Guiné 63/74 - P901: De Viana do Castelo a Cansissé (Américo Marques)

Texto do Américo Marques, ex-soldado de transmissões da 3ª CART do BART 6523, com sede em Nova Lamego (Gabu), destacado em Cansissé (Jun. 1973 / Set. 1974)

Boa tarde Luís!


Mais uns escritos, muito simples e sem conteúdo que doa, a recordar, como acontece com outros relatos. Unicamente descrevo um bocado da vivência, que em parte todos viveram. O ir, chegar e sobreviver – até regressar. Numa África que nos foi comum.


© Américo Marques
Américo Marques



A Estibordo do Niassa

Após ter ido de Viana do Castelo (B C 9) para formar batalhão até Penafiel e desta até Lisboa para embarcar no Niassa. E, como se tivesse acordado, dou comigo sentado no castelo da proa a estibordo do meu transportador marítimo. Num fim de tarde de Junho de 1973, quando avistei reconfortante vegetação – que me fez lembrar rapidamente a vida verde das montanhas e dos campos minhotos. Neste caso, as rendas verdes de Viana. Cidade pequena, dotada pela natureza com um rio calmo um mar muito iodado, e uma montanha que é destino de peregrinos. No resto é como outra qualquer. Composta de cedros, acácias, pinheiros, carvalhos, esquilos e miradouro para um deslumbrante horizonte. Quando o sol namora o mar, ao fim da tarde.

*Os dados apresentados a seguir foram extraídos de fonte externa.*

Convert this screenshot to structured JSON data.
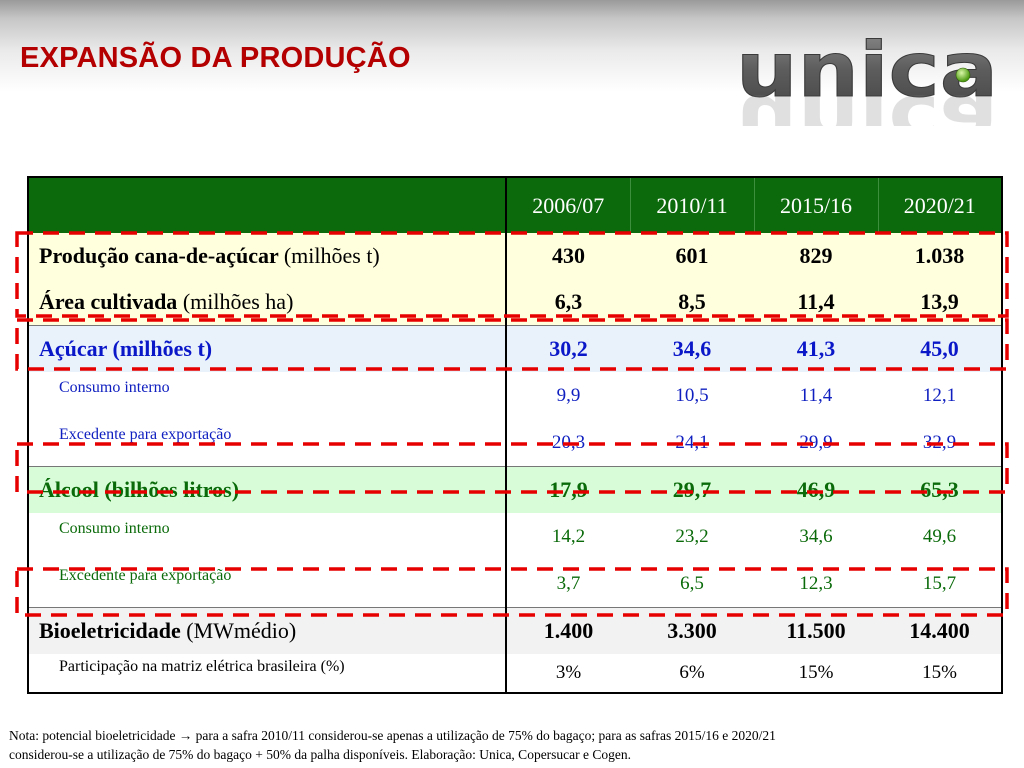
{
  "page": {
    "title": "EXPANSÃO DA PRODUÇÃO"
  },
  "logo": {
    "text": "unica",
    "icon": "green-dot-logo"
  },
  "colors": {
    "title_red": "#b40000",
    "header_green": "#0c6a0c",
    "sugar_blue": "#0a17c8",
    "ethanol_green": "#0a6a0a",
    "highlight_red": "#e60000"
  },
  "table": {
    "columns": [
      "2006/07",
      "2010/11",
      "2015/16",
      "2020/21"
    ],
    "rows": {
      "cana": {
        "label": "Produção cana-de-açúcar",
        "unit": "(milhões t)",
        "values": [
          "430",
          "601",
          "829",
          "1.038"
        ]
      },
      "area": {
        "label": "Área cultivada",
        "unit": "(milhões ha)",
        "values": [
          "6,3",
          "8,5",
          "11,4",
          "13,9"
        ]
      },
      "acucar": {
        "label": "Açúcar (milhões t)",
        "values": [
          "30,2",
          "34,6",
          "41,3",
          "45,0"
        ]
      },
      "acucar_consumo": {
        "label": "Consumo interno",
        "values": [
          "9,9",
          "10,5",
          "11,4",
          "12,1"
        ]
      },
      "acucar_excedente": {
        "label": "Excedente para exportação",
        "values": [
          "20,3",
          "24,1",
          "29,9",
          "32,9"
        ]
      },
      "alcool": {
        "label": "Álcool (bilhões litros)",
        "values": [
          "17,9",
          "29,7",
          "46,9",
          "65,3"
        ]
      },
      "alcool_consumo": {
        "label": "Consumo interno",
        "values": [
          "14,2",
          "23,2",
          "34,6",
          "49,6"
        ]
      },
      "alcool_excedente": {
        "label": "Excedente para exportação",
        "values": [
          "3,7",
          "6,5",
          "12,3",
          "15,7"
        ]
      },
      "bio": {
        "label": "Bioeletricidade",
        "unit": "(MWmédio)",
        "values": [
          "1.400",
          "3.300",
          "11.500",
          "14.400"
        ]
      },
      "participacao": {
        "label": "Participação na matriz elétrica brasileira (%)",
        "values": [
          "3%",
          "6%",
          "15%",
          "15%"
        ]
      }
    }
  },
  "footnote": {
    "line1": "Nota: potencial bioeletricidade → para a safra 2010/11 considerou-se apenas a utilização de 75% do bagaço; para as safras 2015/16 e 2020/21",
    "line2": "considerou-se a utilização de 75% do bagaço + 50% da palha disponíveis. Elaboração: Unica, Copersucar e Cogen."
  }
}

Depois deste devaneio ou divagação que me confundiu, resultante de um estado psicológico muito frágil (porque enjoei), deixei-me aconchegar pelos sendeiros de terra vermelha de Bissau. Envolvimento irreversível. Fazendo nascer em mim uma ligação que é neste momento - passados 33 anos - uma saudade maior que o oceano que nos separa... Fisicamente como é óbvio. Porque na mente a Guiné só não é a minha primeira terra porque existe uma outra, chamada Portugal.

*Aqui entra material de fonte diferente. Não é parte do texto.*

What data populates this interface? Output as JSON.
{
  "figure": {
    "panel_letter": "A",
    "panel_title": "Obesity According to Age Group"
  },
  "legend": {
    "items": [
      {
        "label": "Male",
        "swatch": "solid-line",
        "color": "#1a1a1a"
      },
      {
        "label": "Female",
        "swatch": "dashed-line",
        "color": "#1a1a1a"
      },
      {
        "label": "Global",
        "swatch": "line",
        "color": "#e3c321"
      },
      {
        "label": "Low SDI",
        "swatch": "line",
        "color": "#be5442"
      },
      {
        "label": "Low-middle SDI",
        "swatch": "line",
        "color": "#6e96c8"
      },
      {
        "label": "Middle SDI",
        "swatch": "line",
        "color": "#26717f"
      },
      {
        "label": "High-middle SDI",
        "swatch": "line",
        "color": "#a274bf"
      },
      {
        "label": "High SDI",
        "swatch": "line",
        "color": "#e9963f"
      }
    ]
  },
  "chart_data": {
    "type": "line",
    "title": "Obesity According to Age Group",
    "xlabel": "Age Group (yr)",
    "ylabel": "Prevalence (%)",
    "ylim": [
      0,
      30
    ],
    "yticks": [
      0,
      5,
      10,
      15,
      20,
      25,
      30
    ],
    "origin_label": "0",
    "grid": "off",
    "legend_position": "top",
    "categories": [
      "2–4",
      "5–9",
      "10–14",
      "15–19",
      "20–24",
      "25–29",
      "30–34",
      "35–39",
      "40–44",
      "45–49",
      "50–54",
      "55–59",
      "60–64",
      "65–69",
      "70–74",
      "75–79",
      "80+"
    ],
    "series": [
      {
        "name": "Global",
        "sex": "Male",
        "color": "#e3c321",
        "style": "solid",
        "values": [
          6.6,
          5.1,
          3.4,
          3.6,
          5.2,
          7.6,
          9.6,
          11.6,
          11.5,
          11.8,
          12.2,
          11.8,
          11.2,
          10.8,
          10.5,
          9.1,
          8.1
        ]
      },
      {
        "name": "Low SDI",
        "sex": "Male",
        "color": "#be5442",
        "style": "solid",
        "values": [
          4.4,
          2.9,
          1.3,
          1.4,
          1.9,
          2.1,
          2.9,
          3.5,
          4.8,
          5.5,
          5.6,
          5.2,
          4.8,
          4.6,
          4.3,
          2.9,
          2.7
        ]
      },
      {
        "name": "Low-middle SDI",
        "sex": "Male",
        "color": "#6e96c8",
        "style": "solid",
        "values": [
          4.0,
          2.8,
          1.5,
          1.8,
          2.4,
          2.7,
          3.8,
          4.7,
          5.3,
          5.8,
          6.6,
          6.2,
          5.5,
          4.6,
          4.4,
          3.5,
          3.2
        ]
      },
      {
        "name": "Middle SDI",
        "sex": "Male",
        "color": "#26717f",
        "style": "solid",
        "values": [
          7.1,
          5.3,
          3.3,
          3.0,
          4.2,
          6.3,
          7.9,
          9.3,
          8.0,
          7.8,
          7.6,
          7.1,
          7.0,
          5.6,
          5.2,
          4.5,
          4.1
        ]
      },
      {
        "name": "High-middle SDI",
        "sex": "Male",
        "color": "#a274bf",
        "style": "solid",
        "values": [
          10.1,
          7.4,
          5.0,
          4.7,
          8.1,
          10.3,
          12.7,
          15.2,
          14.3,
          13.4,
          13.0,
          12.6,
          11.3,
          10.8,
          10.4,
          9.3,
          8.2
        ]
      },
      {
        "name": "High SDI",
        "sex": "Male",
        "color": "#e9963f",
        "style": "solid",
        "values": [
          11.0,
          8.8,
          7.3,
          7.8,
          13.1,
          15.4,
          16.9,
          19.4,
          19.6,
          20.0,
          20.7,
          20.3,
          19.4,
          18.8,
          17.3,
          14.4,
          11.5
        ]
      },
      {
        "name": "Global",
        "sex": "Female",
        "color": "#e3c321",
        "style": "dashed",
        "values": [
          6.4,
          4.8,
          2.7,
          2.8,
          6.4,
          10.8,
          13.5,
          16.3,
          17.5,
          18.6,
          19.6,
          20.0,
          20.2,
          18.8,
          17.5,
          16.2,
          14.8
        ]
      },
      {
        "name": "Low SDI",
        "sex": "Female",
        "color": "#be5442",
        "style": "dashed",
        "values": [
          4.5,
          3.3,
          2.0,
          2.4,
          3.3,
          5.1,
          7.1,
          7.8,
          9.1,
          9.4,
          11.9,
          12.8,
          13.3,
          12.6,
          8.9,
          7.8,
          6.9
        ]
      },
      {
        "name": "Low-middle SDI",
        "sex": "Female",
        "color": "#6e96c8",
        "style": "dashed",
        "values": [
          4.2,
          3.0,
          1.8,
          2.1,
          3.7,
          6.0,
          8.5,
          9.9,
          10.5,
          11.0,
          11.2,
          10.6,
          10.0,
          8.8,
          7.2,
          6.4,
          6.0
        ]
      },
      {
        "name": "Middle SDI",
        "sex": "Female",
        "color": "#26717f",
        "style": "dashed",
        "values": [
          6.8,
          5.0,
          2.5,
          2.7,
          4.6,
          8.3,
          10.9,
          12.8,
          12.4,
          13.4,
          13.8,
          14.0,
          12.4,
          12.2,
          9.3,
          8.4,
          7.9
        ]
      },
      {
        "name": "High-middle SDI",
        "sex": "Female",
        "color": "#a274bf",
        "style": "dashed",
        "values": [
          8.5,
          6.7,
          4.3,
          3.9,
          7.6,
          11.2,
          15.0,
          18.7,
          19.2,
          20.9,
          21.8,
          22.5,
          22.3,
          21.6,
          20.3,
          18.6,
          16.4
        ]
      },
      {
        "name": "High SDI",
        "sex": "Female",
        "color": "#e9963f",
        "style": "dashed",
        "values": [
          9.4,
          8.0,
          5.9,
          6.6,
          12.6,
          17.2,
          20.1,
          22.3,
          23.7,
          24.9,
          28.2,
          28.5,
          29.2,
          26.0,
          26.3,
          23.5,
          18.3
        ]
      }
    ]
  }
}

E assim, já muito picado, fui andando, indo e me envolvendo com a realidade da Guiné. Foi quando nos enviaram para o Cumeré, para ouvir as boas vindas do supremo, o General A. Spínola. No dia seguinte, carregados de petiscos, bombarda e o Racal, foi dar ordem às botas até Mansoa. Cumprir o terrível I. A. O, que se estendia também às zonas de Nhacra e Dugal.

Passadas duas semanas, toca a carregar de novo o equipamento de campismo para definitivamente ficarmos acampados… Ah, mas não fomos à pata! Fomos enlatados num ferry, uma LDG, até ao Xime. Hall de entrada, via berliet, para as terras do Gabu.

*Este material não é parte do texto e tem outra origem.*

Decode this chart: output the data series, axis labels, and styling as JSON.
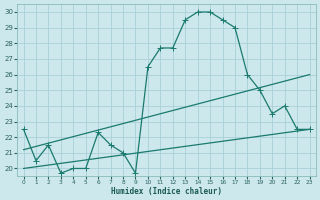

Aqui tracei (mal) ou alterei o meu destino mais imediato. Como o bazuqueiro era amigo e companheiro de trabalho e como pertencia a outro grupo de combate que não o meu, pedi para trocar. Saiu-me a fava! Pois deixei de poder ficar em Nova Lamego. Que tinha comércio de gente ibérica, cinema, raparigas das nossas e vinho Lagosta. E de novo lá vou com as ferramentas. Desta vez para a vida paleolítica de Cansissé, acompanhado na viagem por muitos macacos que, para meu espanto, ladravam.

Ao chegar, embora nos tenham recebido com uma enorme festa, eu sou mal tratado (mas aceitei as caneladas) pois os 2 operadores de rádio que já cantavam; estaaaa´na mala… ficam encornados! Aguardavam dois transmissões e só chega um, e de maca, devido a estar com uma carga de paludismo.

Acreditem, que cá o doente teve pena do Lisboeta e do Alpalhão. Este grupo de combate até tinha o título de Os Duros de Cansissé, que chatice não os livrar das noites de escuta (até ao último dia) no Racal TR28.

Era só operações!... Na primeira, devido a levar a antena do STORNO à vista, o capitão chamou-me nomes feios, daqueles que se chama aos do apito... Desde o nascer do sol até ao pôr do mesmo. Quando assim não era, tinha que se cortar palmeiras - ai as minhas mãos! - para novos abrigos, pois o inimigo tinha armamento terrível. Nem os jactos escapavam. Eu que escutava nos diferentes rádios sei o que comunicavam, em cifra ou em codartemar.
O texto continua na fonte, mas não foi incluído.